The gueltas near Iherir are flanked by Cape bulrush (Typha capensis), with oleanders (Nerium oleander) and French Tamarisks (Tamarix gallica) abundant along the river bed. Notable animals include jungle cats (Felis chaus) and sand cats (Felis margarita).

==Climate==
Iherir has a hot desert climate (Köppen climate classification BWh), with very hot summers and mild winters, and very little precipitation throughout the year.
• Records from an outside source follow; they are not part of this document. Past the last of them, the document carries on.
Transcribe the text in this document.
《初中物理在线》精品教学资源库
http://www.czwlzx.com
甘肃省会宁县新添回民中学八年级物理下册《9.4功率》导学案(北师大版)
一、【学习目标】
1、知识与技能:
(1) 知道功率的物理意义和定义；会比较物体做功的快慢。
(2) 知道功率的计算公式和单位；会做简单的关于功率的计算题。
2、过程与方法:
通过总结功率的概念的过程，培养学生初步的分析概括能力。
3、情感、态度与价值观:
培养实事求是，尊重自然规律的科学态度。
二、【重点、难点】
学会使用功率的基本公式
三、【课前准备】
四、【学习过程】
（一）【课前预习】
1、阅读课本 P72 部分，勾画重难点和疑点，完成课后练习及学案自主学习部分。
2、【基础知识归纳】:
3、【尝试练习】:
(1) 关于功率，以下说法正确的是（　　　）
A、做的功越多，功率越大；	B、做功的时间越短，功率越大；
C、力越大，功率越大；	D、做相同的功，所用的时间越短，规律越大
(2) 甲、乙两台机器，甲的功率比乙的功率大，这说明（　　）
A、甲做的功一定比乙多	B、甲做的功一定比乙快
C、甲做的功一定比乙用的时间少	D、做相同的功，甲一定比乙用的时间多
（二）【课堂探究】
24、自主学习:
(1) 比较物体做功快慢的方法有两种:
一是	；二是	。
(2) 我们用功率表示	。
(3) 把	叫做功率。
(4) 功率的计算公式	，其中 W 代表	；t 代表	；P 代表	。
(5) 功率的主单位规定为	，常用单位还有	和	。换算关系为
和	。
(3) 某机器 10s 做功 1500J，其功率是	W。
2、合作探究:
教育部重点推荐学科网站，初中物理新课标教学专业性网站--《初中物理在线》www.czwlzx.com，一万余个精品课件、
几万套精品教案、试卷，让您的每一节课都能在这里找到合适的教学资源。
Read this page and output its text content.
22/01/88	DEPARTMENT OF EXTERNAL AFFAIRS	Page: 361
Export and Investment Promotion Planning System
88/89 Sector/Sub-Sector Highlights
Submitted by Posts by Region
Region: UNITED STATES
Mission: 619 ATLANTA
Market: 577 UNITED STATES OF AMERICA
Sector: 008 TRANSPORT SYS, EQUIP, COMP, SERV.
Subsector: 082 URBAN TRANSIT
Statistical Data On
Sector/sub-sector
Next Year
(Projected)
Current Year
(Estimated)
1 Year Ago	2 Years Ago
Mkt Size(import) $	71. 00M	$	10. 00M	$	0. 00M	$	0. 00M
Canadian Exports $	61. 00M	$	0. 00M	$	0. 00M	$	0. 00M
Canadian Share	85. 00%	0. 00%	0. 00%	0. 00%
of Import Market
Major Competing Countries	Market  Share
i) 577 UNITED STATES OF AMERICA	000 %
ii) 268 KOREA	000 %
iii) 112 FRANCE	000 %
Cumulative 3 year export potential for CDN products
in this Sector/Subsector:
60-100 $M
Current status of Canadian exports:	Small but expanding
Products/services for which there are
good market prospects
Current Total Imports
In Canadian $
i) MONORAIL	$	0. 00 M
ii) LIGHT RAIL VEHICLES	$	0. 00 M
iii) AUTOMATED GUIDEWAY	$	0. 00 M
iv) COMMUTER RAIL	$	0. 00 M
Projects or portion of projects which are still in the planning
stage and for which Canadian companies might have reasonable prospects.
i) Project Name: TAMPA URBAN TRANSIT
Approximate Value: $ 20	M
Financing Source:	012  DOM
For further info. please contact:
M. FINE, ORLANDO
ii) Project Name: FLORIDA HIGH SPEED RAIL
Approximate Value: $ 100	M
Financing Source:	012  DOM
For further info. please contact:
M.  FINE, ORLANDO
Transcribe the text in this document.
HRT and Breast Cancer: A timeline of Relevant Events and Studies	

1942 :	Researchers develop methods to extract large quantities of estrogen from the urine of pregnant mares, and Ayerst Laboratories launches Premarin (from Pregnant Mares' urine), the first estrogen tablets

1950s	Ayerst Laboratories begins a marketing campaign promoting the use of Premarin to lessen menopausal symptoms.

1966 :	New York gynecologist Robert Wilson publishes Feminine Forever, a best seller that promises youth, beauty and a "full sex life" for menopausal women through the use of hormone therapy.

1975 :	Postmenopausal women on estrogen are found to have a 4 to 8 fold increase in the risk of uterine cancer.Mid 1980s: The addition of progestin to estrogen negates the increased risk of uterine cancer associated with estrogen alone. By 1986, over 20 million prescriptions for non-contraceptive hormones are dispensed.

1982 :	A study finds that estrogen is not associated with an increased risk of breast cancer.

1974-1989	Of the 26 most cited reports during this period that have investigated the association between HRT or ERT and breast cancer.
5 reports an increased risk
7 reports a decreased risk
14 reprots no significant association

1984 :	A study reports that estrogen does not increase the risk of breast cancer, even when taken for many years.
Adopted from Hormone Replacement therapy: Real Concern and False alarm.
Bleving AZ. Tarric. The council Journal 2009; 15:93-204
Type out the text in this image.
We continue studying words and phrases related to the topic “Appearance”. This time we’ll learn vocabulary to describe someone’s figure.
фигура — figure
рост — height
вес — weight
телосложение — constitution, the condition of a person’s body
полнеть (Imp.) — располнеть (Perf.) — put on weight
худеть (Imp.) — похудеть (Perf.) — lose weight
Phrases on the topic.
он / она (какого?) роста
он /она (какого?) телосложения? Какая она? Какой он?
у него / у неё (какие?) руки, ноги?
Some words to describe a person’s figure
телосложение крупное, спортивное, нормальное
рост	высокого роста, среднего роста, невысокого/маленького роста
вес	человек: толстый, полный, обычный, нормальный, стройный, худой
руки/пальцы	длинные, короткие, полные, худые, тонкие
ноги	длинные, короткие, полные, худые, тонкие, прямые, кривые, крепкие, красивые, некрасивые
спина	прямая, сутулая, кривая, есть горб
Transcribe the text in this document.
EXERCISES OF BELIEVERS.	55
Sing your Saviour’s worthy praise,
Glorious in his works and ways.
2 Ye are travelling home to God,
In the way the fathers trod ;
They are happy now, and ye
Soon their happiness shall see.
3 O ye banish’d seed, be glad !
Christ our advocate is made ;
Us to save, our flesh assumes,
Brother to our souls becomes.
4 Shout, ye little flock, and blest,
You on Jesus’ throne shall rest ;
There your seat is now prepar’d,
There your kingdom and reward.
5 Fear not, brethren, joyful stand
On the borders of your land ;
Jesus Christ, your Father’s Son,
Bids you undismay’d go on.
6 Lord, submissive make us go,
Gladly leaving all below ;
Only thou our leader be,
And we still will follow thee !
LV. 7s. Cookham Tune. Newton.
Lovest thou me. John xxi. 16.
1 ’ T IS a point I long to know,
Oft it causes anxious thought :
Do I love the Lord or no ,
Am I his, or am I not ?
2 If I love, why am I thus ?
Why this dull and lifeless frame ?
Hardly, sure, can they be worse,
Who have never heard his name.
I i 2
Rainfall is very erratic, with as much as 150 mm falling locally in some years due storms resulting from the temporary extension of the Intertropical Convergence Zone into the area. When rain does fall, water may flow continuously in Oued Iherir for as long as six months. Snow has been recorded several times on the highest nearby mountains.

Climate data for Iherir
| Month | Jan | Feb | Mar | Apr | May | Jun | Jul | Aug | Sep | Oct | Nov | Dec | Year |
| Mean daily maximum °C (°F) | 19.1 (66.4) | 22.2 (72.0) | 26.5 (79.7) | 31.3 (88.3) | 35.7 (96.3) | 39 (102) | 38.8 (101.8) | 38.1 (100.6) | 36.4 (97.5) | 32.0 (89.6) | 26.2 (79.2) | 20.8 (69.4) | 30.5 (86.9) |
| Daily mean °C (°F) | 11.7 (53.1) | 14.5 (58.1) | 18.9 (66.0) | 23.6 (74.5) | 28.3 (82.9) | 31.8 (89.2) | 31.6 (88.9) | 31.1 (88.0) | 29.1 (84.4) | 24.5 (76.1) | 18.9 (66.0) | 13.6 (56.5) | 23.1 (73.6) |
| Mean daily minimum °C (°F) | 4.3 (39.7) | 6.8 (44.2) | 11.3 (52.3) | 16.0 (60.8) | 20.9 (69.6) | 24.6 (76.3) | 24.5 (76.1) | 24.1 (75.4) | 21.8 (71.2) | 17.0 (62.6) | 11.7 (53.1) | 6.5 (43.7) | 15.8 (60.4) |
| Average precipitation mm (inches) | 2 (0.1) | 1 (0.0) | 5 (0.2) | 1 (0.0) | 2 (0.1) | 3 (0.1) | 0 (0) | 1 (0.0) | 2 (0.1) | 3 (0.1) | 1 (0.0) | 3 (0.1) | 24 (0.8) |
Source: climate-data.org

==Economy==
The local economy is centered on agriculture, with production of wheat, dates, figs, grapes, and root crops. Camels, cattle and goats are grazed, and fishing from the gueltas is also significant. There is also some tourism associated mainly with the nearby frescoes.

==Transportation==
There are no paved roads to the town, which is accessible only by rough tracks. The main track leads south to the N3 national highway between Illizi and Bordj El Houasse.